Alors qu’il était ministre de l’Économie, Macron aurait organisé des dîners mondains avec de l’argent public, 120 000 euros en 8 mois, afin d’étoffer son carnet d’adresses avant la campagne électorale. De quoi nourrir un certain nombre de célébrités…

Ces dîners  étaient destinés au réseautage, et à séduire le monde culturel parisien. Parmi les invités, dont les noms ont fuité dans la presse, figurent Fabrice Luchini, Guillaume Gallienne, Pierre Arditi. « J’avais le sentiment que c’étaient des gens qu’il avait l’habitude de fréquenter », raconte Stéphane Bern qui était alors « le petit nouveau » désormais, devenu un plus que  proche.

« Emmanuel Macron n’est pas du tout un mondain à la base. Ce n’est pas quelqu’un qui sort, c’est plutôt le registre de Brigitte… Il était alors enfermé dans ses dossiers, très peu connu du grand public.
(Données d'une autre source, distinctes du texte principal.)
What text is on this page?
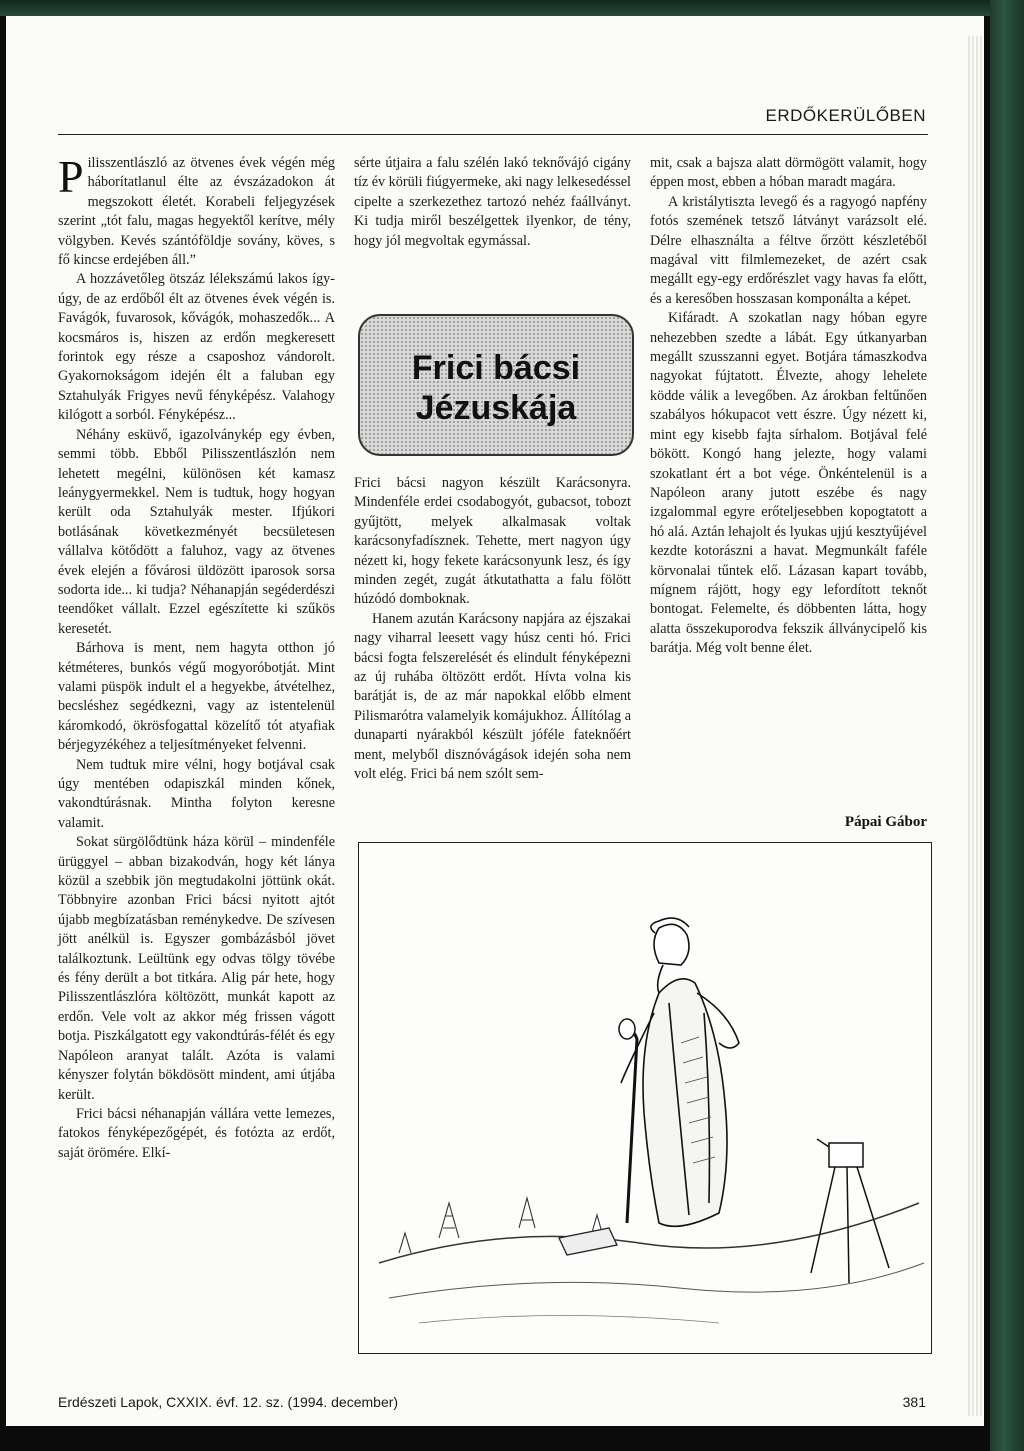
ERDŐKERÜLŐBEN

Pilisszentlászló az ötvenes évek végén még háborítatlanul élte az évszázadokon át megszokott életét. Korabeli feljegyzések szerint „tót falu, magas hegyektől kerítve, mély völgyben. Kevés szántóföldje sovány, köves, s fő kincse erdejében áll.”

A hozzávetőleg ötszáz lélekszámú lakos így-úgy, de az erdőből élt az ötvenes évek végén is. Favágók, fuvarosok, kővágók, mohaszedők... A kocsmáros is, hiszen az erdőn megkeresett forintok egy része a csaposhoz vándorolt. Gyakornokságom idején élt a faluban egy Sztahulyák Frigyes nevű fényképész. Valahogy kilógott a sorból. Fényképész...

Néhány esküvő, igazolványkép egy évben, semmi több. Ebből Pilisszentlászlón nem lehetett megélni, különösen két kamasz leánygyermekkel. Nem is tudtuk, hogy hogyan került oda Sztahulyák mester. Ifjúkori botlásának következményét becsületesen vállalva kötődött a faluhoz, vagy az ötvenes évek elején a fővárosi üldözött iparosok sorsa sodorta ide... ki tudja? Néhanapján segéderdészi teendőket vállalt. Ezzel egészítette ki szűkös keresetét.

Bárhova is ment, nem hagyta otthon jó kétméteres, bunkós végű mogyoróbotját. Mint valami püspök indult el a hegyekbe, átvételhez, becsléshez segédkezni, vagy az istentelenül káromkodó, ökrösfogattal közelítő tót atyafiak bérjegyzékéhez a teljesítményeket felvenni.

Nem tudtuk mire vélni, hogy botjával csak úgy mentében odapiszkál minden kőnek, vakondtúrásnak. Mintha folyton keresne valamit.

Sokat sürgölődtünk háza körül – mindenféle ürüggyel – abban bizakodván, hogy két lánya közül a szebbik jön megtudakolni jöttünk okát. Többnyire azonban Frici bácsi nyitott ajtót újabb megbízatásban reménykedve. De szívesen jött anélkül is. Egyszer gombázásból jövet találkoztunk. Leültünk egy odvas tölgy tövébe és fény derült a bot titkára. Alig pár hete, hogy Pilisszentlászlóra költözött, munkát kapott az erdőn. Vele volt az akkor még frissen vágott botja. Piszkálgatott egy vakondtúrás-félét és egy Napóleon aranyat talált. Azóta is valami kényszer folytán bökdösött mindent, ami útjába került.

Frici bácsi néhanapján vállára vette lemezes, fatokos fényképezőgépét, és fotózta az erdőt, saját örömére. Elkí-

sérte útjaira a falu szélén lakó teknővájó cigány tíz év körüli fiúgyermeke, aki nagy lelkesedéssel cipelte a szerkezethez tartozó nehéz faállványt. Ki tudja miről beszélgettek ilyenkor, de tény, hogy jól megvoltak egymással.

Frici bácsi
Jézuskája

Frici bácsi nagyon készült Karácsonyra. Mindenféle erdei csodabogyót, gubacsot, tobozt gyűjtött, melyek alkalmasak voltak karácsonyfadísznek. Tehette, mert nagyon úgy nézett ki, hogy fekete karácsonyunk lesz, és így minden zegét, zugát átkutathatta a falu fölött húzódó domboknak.

Hanem azután Karácsony napjára az éjszakai nagy viharral leesett vagy húsz centi hó. Frici bácsi fogta felszerelését és elindult fényképezni az új ruhába öltözött erdőt. Hívta volna kis barátját is, de az már napokkal előbb elment Pilismarótra valamelyik komájukhoz. Állítólag a dunaparti nyárakból készült jóféle fateknőért ment, melyből disznóvágások idején soha nem volt elég. Frici bá nem szólt sem-

mit, csak a bajsza alatt dörmögött valamit, hogy éppen most, ebben a hóban maradt magára.

A kristálytiszta levegő és a ragyogó napfény fotós szemének tetsző látványt varázsolt elé. Délre elhasználta a féltve őrzött készletéből magával vitt filmlemezeket, de azért csak megállt egy-egy erdőrészlet vagy havas fa előtt, és a keresőben hosszasan komponálta a képet.

Kifáradt. A szokatlan nagy hóban egyre nehezebben szedte a lábát. Egy útkanyarban megállt szusszanni egyet. Botjára támaszkodva nagyokat fújtatott. Élvezte, ahogy lehelete ködde válik a levegőben. Az árokban feltűnően szabályos hókupacot vett észre. Úgy nézett ki, mint egy kisebb fajta sírhalom. Botjával felé bökött. Kongó hang jelezte, hogy valami szokatlant ért a bot vége. Önkéntelenül is a Napóleon arany jutott eszébe és nagy izgalommal egyre erőteljesebben kopogtatott a hó alá. Aztán lehajolt és lyukas ujjú kesztyűjével kezdte kotorászni a havat. Megmunkált faféle körvonalai tűntek elő. Lázasan kapart tovább, mígnem rájött, hogy egy lefordított teknőt bontogat. Felemelte, és döbbenten látta, hogy alatta összekuporodva fekszik állványcipelő kis barátja. Még volt benne élet.

Pápai Gábor
Erdészeti Lapok, CXXIX. évf. 12. sz. (1994. december)	381
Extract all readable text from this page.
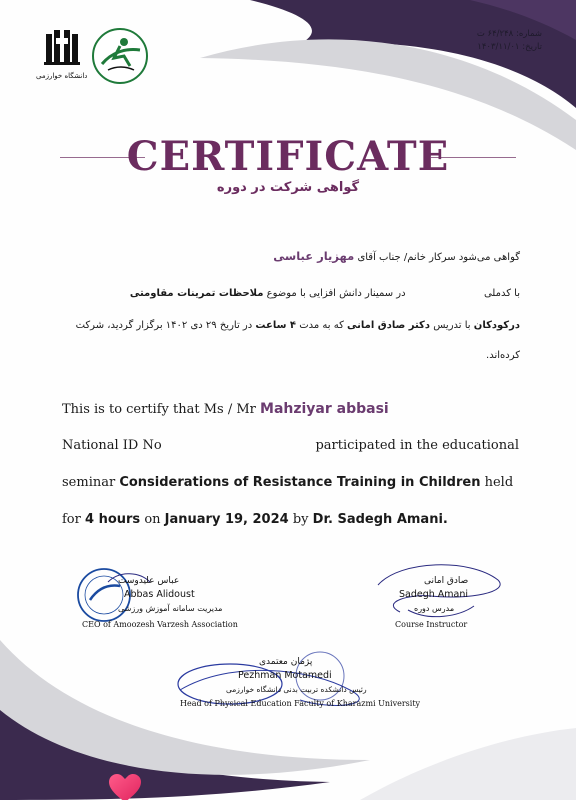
شماره: ۶۴/۲۴۸ ت
تاریخ: ۱۴۰۳/۱۱/۰۱
دانشگاه خوارزمی
CERTIFICATE
گواهی شرکت در دوره
گواهی می‌شود سرکار خانم/ جناب آقای مهزیار عباسی
با کدملی  در سمینار دانش افزایی با موضوع ملاحظات تمرینات مقاومتی
درکودکان با تدریس دکتر صادق امانی که به مدت ۴ ساعت در تاریخ ۲۹ دی ۱۴۰۲ برگزار گردید، شرکت
کرده‌اند.
This is to certify that Ms / Mr Mahziyar abbasi
National ID No	participated in the educational
seminar Considerations of Resistance Training in Children held
for 4 hours on January 19, 2024 by Dr. Sadegh Amani.
عباس علیدوست
Abbas Alidoust
مدیریت سامانه آموزش ورزشی
CEO of Amoozesh Varzesh Association
صادق امانی
Sadegh Amani
مدرس دوره
Course Instructor
پژمان معتمدی
Pezhman Motamedi
رئیس دانشکده تربیت بدنی دانشگاه خوارزمی
Head of Physical Education Faculty of Kharazmi University
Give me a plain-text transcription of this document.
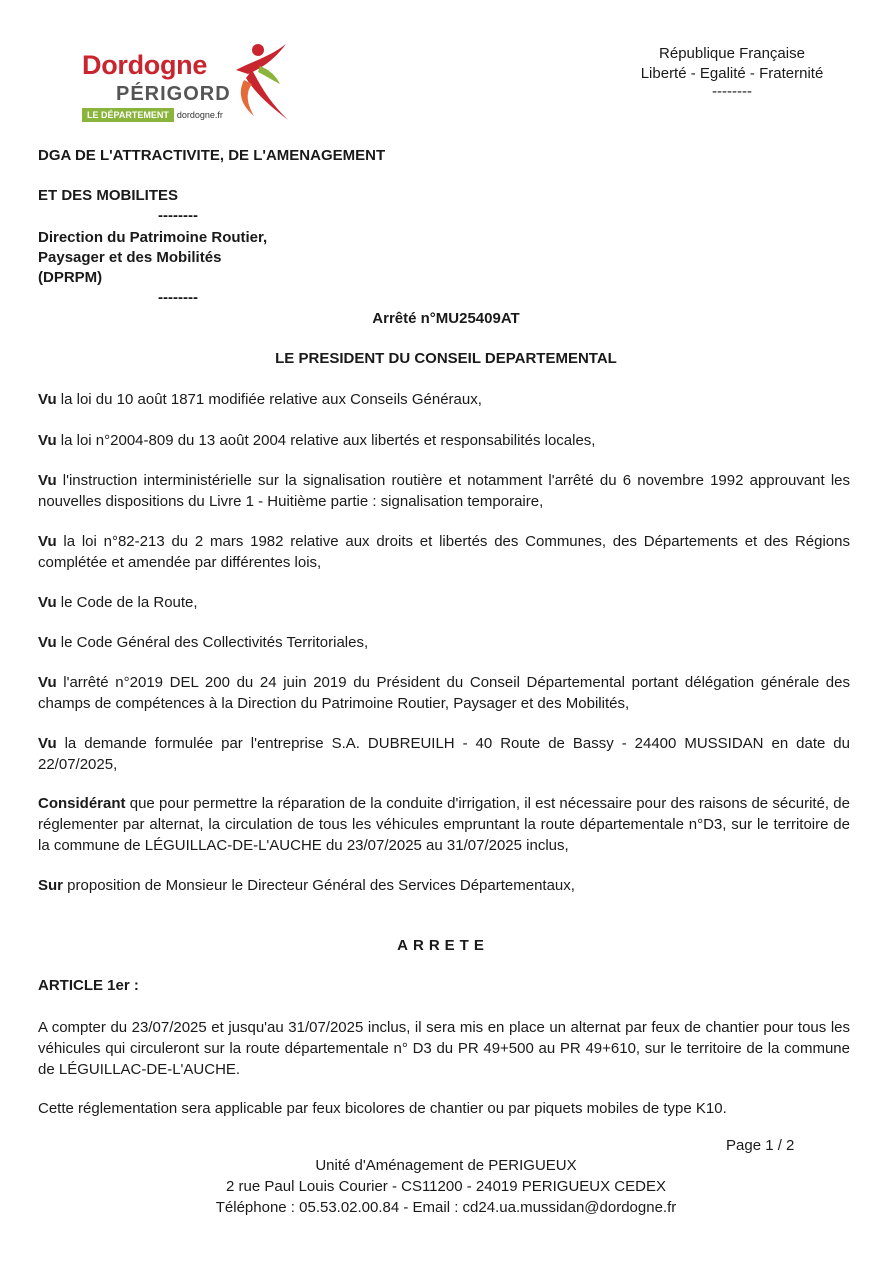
Dordogne
PÉRIGORD
LE DÉPARTEMENT dordogne.fr
République Française
Liberté - Egalité - Fraternité
--------
DGA DE L'ATTRACTIVITE, DE L'AMENAGEMENT
ET DES MOBILITES
--------
Direction du Patrimoine Routier,
Paysager et des Mobilités
(DPRPM)
--------
Arrêté n°MU25409AT
LE PRESIDENT DU CONSEIL DEPARTEMENTAL
Vu la loi du 10 août 1871 modifiée relative aux Conseils Généraux,
Vu la loi n°2004-809 du 13 août 2004 relative aux libertés et responsabilités locales,
Vu l'instruction interministérielle sur la signalisation routière et notamment l'arrêté du 6 novembre 1992 approuvant les nouvelles dispositions du Livre 1 - Huitième partie : signalisation temporaire,
Vu la loi n°82-213 du 2 mars 1982 relative aux droits et libertés des Communes, des Départements et des Régions complétée et amendée par différentes lois,
Vu le Code de la Route,
Vu le Code Général des Collectivités Territoriales,
Vu l'arrêté n°2019 DEL 200 du 24 juin 2019 du Président du Conseil Départemental portant délégation générale des champs de compétences à la Direction du Patrimoine Routier, Paysager et des Mobilités,
Vu la demande formulée par l'entreprise S.A. DUBREUILH - 40 Route de Bassy - 24400 MUSSIDAN en date du 22/07/2025,
Considérant que pour permettre la réparation de la conduite d'irrigation, il est nécessaire pour des raisons de sécurité, de réglementer par alternat, la circulation de tous les véhicules empruntant la route départementale n°D3, sur le territoire de la commune de LÉGUILLAC-DE-L'AUCHE du 23/07/2025 au 31/07/2025 inclus,
Sur proposition de Monsieur le Directeur Général des Services Départementaux,
ARRETE
ARTICLE 1er :
A compter du 23/07/2025 et jusqu'au 31/07/2025 inclus, il sera mis en place un alternat par feux de chantier pour tous les véhicules qui circuleront sur la route départementale n° D3 du PR 49+500 au PR 49+610, sur le territoire de la commune de LÉGUILLAC-DE-L'AUCHE.
Cette réglementation sera applicable par feux bicolores de chantier ou par piquets mobiles de type K10.
Page 1 / 2
Unité d'Aménagement de PERIGUEUX
2 rue Paul Louis Courier - CS11200 - 24019 PERIGUEUX CEDEX
Téléphone : 05.53.02.00.84 - Email : cd24.ua.mussidan@dordogne.fr
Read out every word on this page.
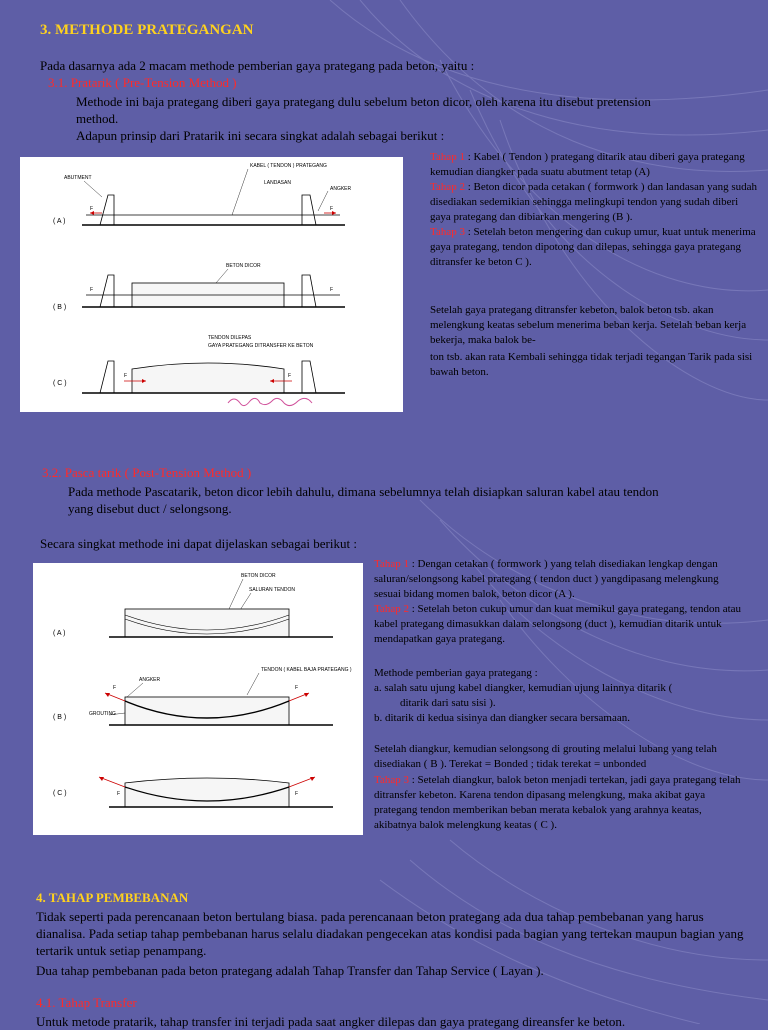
3. METHODE PRATEGANGAN
Pada dasarnya ada 2 macam methode pemberian gaya prategang pada beton, yaitu :
3.1. Pratarik ( Pre-Tension Method )
Methode ini baja prategang diberi gaya prategang dulu sebelum beton dicor, oleh karena itu disebut pretension
method.
Adapun prinsip dari Pratarik ini secara singkat adalah sebagai berikut :
KABEL ( TENDON ) PRATEGANG
ABUTMENT
LANDASAN
ANGKER
( A )
F	F
BETON DICOR
( B )
F	F
TENDON DILEPAS
GAYA PRATEGANG DITRANSFER KE BETON
( C )
F	F
Tahap 1 : Kabel ( Tendon ) prategang ditarik atau diberi gaya prategang kemudian diangker pada suatu abutment tetap (A)
Tahap 2 : Beton dicor pada cetakan ( formwork ) dan landasan yang sudah disediakan sedemikian sehingga melingkupi tendon yang sudah diberi gaya prategang dan dibiarkan mengering (B ).
Tahap 3 : Setelah beton mengering dan cukup umur, kuat untuk menerima gaya prategang, tendon dipotong dan dilepas, sehingga gaya prategang ditransfer ke beton C ).
Setelah gaya prategang ditransfer kebeton, balok beton tsb. akan melengkung keatas sebelum menerima beban kerja. Setelah beban kerja bekerja, maka balok be-
ton tsb. akan rata Kembali sehingga tidak terjadi tegangan Tarik pada sisi bawah beton.
3.2. Pasca tarik ( Post-Tension Method )
Pada methode Pascatarik, beton dicor lebih dahulu, dimana sebelumnya telah disiapkan saluran kabel atau tendon
yang disebut duct / selongsong.
Secara singkat methode ini dapat dijelaskan sebagai berikut :
BETON DICOR
SALURAN TENDON
( A )
TENDON ( KABEL BAJA PRATEGANG )
ANGKER
( B )	GROUTING
F	F
( C )	F	F
Tahap 1 : Dengan cetakan ( formwork ) yang telah disediakan lengkap dengan saluran/selongsong kabel prategang ( tendon duct ) yangdipasang melengkung sesuai bidang momen balok, beton dicor (A ).
Tahap 2 : Setelah beton cukup umur dan kuat memikul gaya prategang, tendon atau kabel prategang dimasukkan dalam selongsong (duct ), kemudian ditarik untuk mendapatkan gaya prategang.
Methode pemberian gaya prategang :
a. salah satu ujung kabel diangker, kemudian ujung lainnya ditarik (
ditarik dari satu sisi ).
b. ditarik di kedua sisinya dan diangker secara bersamaan.
Setelah diangkur, kemudian selongsong di grouting melalui lubang yang telah disediakan ( B ). Terekat = Bonded ; tidak terekat = unbonded
Tahap 3 : Setelah diangkur, balok beton menjadi tertekan, jadi gaya prategang telah ditransfer kebeton. Karena tendon dipasang melengkung, maka akibat gaya prategang tendon memberikan beban merata kebalok yang arahnya keatas, akibatnya balok melengkung keatas ( C ).
4. TAHAP PEMBEBANAN
Tidak seperti pada perencanaan beton bertulang biasa. pada perencanaan beton prategang ada dua tahap pembebanan yang harus dianalisa. Pada setiap tahap pembebanan harus selalu diadakan pengecekan atas kondisi pada bagian yang tertekan maupun bagian yang tertarik untuk setiap penampang.
Dua tahap pembebanan pada beton prategang adalah Tahap Transfer dan Tahap Service ( Layan ).
4.1. Tahap Transfer
Untuk metode pratarik, tahap transfer ini terjadi pada saat angker dilepas dan gaya prategang direansfer ke beton.
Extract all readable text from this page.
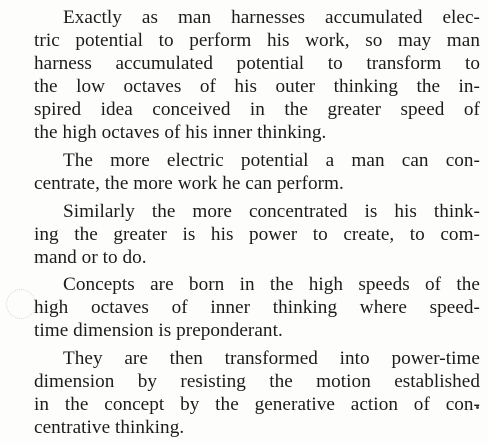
Exactly as man harnesses accumulated elec-
tric potential to perform his work, so may man
harness accumulated potential to transform to
the low octaves of his outer thinking the in-
spired idea conceived in the greater speed of
the high octaves of his inner thinking.
The more electric potential a man can con-
centrate, the more work he can perform.
Similarly the more concentrated is his think-
ing the greater is his power to create, to com-
mand or to do.
Concepts are born in the high speeds of the
high octaves of inner thinking where speed-
time dimension is preponderant.
They are then transformed into power-time
dimension by resisting the motion established
in the concept by the generative action of con-
centrative thinking.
Il fallait qu’il acquiert en peu de mois une notoriété, ça faisait partie d’une stratégie d’influence », analyse le journaliste Marc Endeweld, auteur de L’Ambigu Monsieur Macron.

En 2017, cette affaire était sortie consécutivement à la publication du livre des journalistes Marion L’Hour et Frédéric Says, Dans l’enfer de Bercy, rapportant qu’ « Emmanuel Macron a utilisé à lui seul 80 % de l’enveloppe annuelle des frais de représentation accordée à son ministère par le Budget ».

Outrés, Christian Jacob et Philippe Vigier, alors chefs de file des députés LR et UDI, dénoncèrent le « mensonge » et l' »imposture » de l’ancien ministre de l’Économie sur des frais de représentation à Bercy.

Pour le patron des députés UDI, cet argent a ainsi été utilisé par Emmanuel Macron comme rampe de lancement pour ses ambitions présidentielles. « Il y a des choses importantes qu’on a apprises, notamment au niveau des frais de bouche, puisque 120 000 euros des crédits du ministre à Bercy [ont été utilisés] pour des agapes En marche !, pour réunir tel ou tel, pour préparer sa campagne présidentielle », a dénoncé le député lors d’une conférence de presse, ajoutant que « ce serait bien que la HATVP [Haute autorité pour la transparence de la vie publique, NDLR] puisse nous apporter des éléments ».

« Franchement, celui qui nous expliquait dans une déclaration que pas un seul euro d’argent public [ne] serait utilisé pour sa campagne, manifestement, c’est un mensonge », avait ajouté Philippe Vigier.

Macron répondit à ces accusations en affirmant qu’il avait toujours respecté les règles de la République, estimant que ces attaques relevaient de la diffamation.

Et évidemment, le scandale en était resté là.

Mais voilà qu’étonnement, l’affaire ressort en 2022… dans l’émission Complément  d’enquête diffusée sur France 2, le 3 février dernier.

Que représentent 120 000 euros à côté de tout ce que Macron a claqué, piqué, sans parler des 424 milliards qu’a coûté la crise Covid ?

Ce reportage n’est qu’une diversion pour focaliser l’attention et les cris d’orfraie sur une broutille, évitant ainsi d’évoquer un quinquennat de scandales diversifiés et un bilan totalement catastrophique.